The company on Tuesday had announced a much-awaited wage settlement agreement with its workers at its flagship Gurgaon plant, under which the employees will get an average salary hike of Rs 18,000 per month spread over three years.

"There will be no significant impact of the wage agreement on our bottomline, as the wage cost will remain at around 2.6 percent as in the past, therefore it will not have any effect," Maruti Suzuki chairman RC Bhargava told reporters on the sidelines of the 39th National Management Association convention.

The company's total wage cost -- starting from managing director to workers -- is a little over 2 percent to total sales, Bhargava further said.

At the moment, there is no union at the Manesar unit, which had seen a spate of labour unrest with the recent one in July turning bloody with the killing of the HR manager at the plant, he said.

"We have worked out a mechanism, by which the existing workers can get involved in discussing and settling wages.
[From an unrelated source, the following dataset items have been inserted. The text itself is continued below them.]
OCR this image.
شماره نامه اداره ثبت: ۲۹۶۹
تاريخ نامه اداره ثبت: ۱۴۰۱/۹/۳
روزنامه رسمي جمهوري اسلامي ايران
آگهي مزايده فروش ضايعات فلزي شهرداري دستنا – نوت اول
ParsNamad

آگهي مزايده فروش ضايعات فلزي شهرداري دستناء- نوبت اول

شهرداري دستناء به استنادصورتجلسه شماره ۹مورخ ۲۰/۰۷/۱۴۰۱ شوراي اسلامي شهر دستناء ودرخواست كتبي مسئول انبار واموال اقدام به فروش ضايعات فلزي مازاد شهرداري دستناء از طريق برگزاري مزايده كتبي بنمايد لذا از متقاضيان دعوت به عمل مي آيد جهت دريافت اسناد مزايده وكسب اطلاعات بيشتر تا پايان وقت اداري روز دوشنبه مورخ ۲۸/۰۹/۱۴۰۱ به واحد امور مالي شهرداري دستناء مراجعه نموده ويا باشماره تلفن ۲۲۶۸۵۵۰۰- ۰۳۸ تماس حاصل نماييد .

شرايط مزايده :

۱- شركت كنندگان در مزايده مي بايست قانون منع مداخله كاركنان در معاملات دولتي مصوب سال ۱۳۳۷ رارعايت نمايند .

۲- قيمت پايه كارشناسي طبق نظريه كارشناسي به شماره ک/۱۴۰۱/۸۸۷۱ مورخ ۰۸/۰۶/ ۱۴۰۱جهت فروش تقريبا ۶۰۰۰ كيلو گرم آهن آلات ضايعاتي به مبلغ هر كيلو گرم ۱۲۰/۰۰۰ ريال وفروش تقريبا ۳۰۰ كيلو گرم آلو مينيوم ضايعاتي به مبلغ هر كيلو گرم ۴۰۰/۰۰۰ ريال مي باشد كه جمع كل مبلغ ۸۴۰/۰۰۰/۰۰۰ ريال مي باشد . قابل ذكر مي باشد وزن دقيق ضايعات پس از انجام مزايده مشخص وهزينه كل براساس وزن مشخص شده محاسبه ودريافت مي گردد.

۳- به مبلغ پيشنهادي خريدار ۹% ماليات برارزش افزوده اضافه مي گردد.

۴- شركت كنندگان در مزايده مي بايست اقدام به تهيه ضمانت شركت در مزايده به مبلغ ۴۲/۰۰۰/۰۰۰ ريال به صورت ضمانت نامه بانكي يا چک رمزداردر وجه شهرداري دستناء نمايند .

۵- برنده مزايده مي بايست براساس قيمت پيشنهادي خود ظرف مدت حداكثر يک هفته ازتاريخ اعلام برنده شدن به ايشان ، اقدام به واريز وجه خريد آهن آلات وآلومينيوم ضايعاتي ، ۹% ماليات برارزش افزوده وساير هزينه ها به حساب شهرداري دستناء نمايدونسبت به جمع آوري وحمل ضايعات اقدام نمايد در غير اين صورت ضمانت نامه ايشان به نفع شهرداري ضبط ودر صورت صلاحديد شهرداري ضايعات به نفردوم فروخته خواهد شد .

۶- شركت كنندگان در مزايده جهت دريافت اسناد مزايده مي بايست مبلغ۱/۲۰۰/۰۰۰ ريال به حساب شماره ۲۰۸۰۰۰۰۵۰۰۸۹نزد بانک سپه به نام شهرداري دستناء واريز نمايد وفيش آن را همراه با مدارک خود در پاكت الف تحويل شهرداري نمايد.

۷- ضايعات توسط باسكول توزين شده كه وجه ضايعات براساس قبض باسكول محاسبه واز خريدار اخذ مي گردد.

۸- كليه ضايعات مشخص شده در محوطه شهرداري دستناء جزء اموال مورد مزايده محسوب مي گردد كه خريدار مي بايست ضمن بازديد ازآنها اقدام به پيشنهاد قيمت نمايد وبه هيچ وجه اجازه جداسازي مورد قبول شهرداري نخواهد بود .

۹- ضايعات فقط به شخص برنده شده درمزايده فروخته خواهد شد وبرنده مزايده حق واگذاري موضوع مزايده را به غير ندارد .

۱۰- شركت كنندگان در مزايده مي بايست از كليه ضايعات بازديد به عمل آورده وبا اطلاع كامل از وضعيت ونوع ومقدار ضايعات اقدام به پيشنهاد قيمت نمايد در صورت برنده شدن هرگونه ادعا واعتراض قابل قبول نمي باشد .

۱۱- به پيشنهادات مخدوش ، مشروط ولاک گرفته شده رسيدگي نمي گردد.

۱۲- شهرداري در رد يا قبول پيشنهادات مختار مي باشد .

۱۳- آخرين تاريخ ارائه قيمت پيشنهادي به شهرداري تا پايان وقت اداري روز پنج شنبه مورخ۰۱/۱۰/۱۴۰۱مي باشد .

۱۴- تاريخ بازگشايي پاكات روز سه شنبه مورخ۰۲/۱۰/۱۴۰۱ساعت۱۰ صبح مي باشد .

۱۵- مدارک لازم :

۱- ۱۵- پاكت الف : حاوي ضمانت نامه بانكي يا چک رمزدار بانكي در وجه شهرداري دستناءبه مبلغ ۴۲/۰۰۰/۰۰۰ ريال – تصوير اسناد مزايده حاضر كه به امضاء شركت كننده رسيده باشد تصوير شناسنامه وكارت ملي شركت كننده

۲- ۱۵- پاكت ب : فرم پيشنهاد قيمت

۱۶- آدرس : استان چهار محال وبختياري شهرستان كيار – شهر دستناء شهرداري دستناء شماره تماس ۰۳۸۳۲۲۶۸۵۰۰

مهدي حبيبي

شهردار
But wages ultimately have to be similar in both the factories and can't have two wages," he said.

Bhargava also clarified that the wage hike is not 75 percent, as was reported in a section of the media. The average wage hike over a last three years is about 48-49 percent, he added.

Replying to a question on price hike, Bhargava said, "I don't know when it will happen."

Commenting on the Manesar plant unrest, he said, the plant is now running quite smoothly at 60 percent capacity utilisation and the company is hopeful of achieving full capacity utilisation from next month.

On the relations with the workers, Bhargava said, "our relationship with workers' was always very good. What happened on July 18 was absolutely unexplainable."

Bhargava also called for increasing the contribution of the manufacturing sector to GDP for creating more jobs.

The manufacturing sector contributes only 15-16 percent to the GDP, while this is around 40 percent in the developed economies like US and Germany, Bhargava said, and called for better government-industry coordination for this.